Satan has a sip of cold coffee, then picks up the cigarette and takes a drag, leaning forward on his elbows and watching the door. He knocks his heels lightly on the floor to get a feeling for the gun and knife, both of which bounce lightly on his ankles, sending nerve impulses up to his brain and from there to his fingertips.
He’s ready for anything.
‘Come in!’
Sæli slowly opens the door and enters the cabin warily.
‘What do you want?’ asks Satan, knocking cigarette ash onto the table.
‘Me? I want to know what you’re doing here,’ says Sæli. ‘I want to know why you can’t leave me alone!’
Satan looks at Sæli as if he has no idea what he’s talking about and couldn’t care less anyway. And indeed, he does have no idea what Sæli is talking about and he couldn’t care less.
‘You’re Satan, right? You said that downstairs, didn’t you?’ says Sæli, standing in the middle of the cabin shuffling his feet. ‘I’ve only spoken to you on the phone up until now, and maybe you haven’t seen me before – at least, not face to face. I’m Sæli, the guy who owes money.

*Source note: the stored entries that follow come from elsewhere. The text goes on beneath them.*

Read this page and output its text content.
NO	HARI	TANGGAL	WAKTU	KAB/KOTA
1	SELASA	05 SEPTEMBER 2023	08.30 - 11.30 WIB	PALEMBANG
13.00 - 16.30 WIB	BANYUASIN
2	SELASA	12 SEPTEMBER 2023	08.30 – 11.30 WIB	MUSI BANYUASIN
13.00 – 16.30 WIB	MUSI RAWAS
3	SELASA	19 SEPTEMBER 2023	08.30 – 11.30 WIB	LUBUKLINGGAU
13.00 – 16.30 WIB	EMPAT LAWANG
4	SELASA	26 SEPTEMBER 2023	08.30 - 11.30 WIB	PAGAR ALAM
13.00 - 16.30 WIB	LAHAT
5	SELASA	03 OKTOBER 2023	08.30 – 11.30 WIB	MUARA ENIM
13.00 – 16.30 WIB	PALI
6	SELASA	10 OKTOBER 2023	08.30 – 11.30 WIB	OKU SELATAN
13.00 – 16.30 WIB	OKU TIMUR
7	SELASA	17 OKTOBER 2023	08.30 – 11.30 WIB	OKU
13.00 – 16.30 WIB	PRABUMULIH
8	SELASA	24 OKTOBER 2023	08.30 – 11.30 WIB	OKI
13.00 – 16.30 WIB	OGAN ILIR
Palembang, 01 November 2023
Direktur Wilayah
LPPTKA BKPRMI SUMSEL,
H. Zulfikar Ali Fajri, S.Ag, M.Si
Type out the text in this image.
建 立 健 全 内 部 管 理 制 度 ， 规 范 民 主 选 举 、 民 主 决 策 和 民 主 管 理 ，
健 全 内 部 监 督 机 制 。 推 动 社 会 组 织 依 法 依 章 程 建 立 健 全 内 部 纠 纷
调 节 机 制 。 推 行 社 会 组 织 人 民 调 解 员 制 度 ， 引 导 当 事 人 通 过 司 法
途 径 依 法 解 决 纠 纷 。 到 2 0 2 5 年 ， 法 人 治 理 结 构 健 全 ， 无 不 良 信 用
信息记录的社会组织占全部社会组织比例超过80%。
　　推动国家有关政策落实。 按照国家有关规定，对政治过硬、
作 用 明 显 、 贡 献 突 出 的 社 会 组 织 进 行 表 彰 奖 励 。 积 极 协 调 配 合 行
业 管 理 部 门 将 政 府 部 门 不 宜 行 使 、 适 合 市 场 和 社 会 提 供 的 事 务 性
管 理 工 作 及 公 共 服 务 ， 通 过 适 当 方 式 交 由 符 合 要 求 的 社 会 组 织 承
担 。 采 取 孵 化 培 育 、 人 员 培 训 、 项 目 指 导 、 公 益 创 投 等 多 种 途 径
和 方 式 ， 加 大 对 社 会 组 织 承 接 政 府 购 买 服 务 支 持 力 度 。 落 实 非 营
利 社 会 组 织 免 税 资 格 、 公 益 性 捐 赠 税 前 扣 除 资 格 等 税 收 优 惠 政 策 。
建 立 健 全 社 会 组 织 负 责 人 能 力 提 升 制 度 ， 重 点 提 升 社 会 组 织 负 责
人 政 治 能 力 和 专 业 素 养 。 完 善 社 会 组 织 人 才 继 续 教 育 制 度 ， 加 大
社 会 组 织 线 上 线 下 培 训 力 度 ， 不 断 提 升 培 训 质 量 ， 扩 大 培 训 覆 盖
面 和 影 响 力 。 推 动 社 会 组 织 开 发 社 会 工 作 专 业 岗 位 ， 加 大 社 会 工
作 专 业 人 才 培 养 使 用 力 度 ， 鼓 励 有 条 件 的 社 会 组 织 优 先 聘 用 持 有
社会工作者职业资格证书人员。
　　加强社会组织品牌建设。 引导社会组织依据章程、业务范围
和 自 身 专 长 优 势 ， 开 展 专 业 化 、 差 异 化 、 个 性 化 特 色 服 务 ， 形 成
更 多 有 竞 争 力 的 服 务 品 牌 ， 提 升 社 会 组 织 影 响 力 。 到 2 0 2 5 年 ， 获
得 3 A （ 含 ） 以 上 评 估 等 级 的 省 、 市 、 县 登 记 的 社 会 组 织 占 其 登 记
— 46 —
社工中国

Ársæll Egilsson.’
Satan takes a smoke, leans back in the couch and examines Sæli from head to foot as he casually blows smoke out through his nose. But he says nothing.
‘Why don’t you say something, man?’ asks Sæli, going red with rage. ‘You threaten my family on the telephone, order me to fetch some package and I don’t know what else! And then when I face you, you can’t say a word. I just want to know what you’re doing here. Are you following me? Don’t you trust me to bring you this package? Maybe you were sent here to kill me? Eh? Am I to be killed for a measly eleven million? Or is it twelve, now? Who sent you? The owner of the gambling joint? What’s his name again – Sverrir?’
When Sæli mentions the gambling joint Satan raises his eyebrows. He sits up, leans forwards on his elbows, takes the cigarette out of his mouth and narrows his eyes.
‘Goddammit!’ Sæli throws up his hands and sighs noisily. ‘You don’t want to say anything – fine. But tell me one thing: is my family safe? I’m the one who owes money, not them. Are they safe? Answer me that!’
‘What gambling joint are you talking about?’ asks Satan, waving his left hand in a circle counterclockwise, as if wanting to rewind Sæli’s speech. ‘You said you owed money to some casino?’
‘Yes. In Dugguvogur,’ says Sæli, glancing sideways at the door and wiping the sweat from his forehead. ‘Stop acting as if you know nothing! You’re a collector for those pigs. You’re Satan!’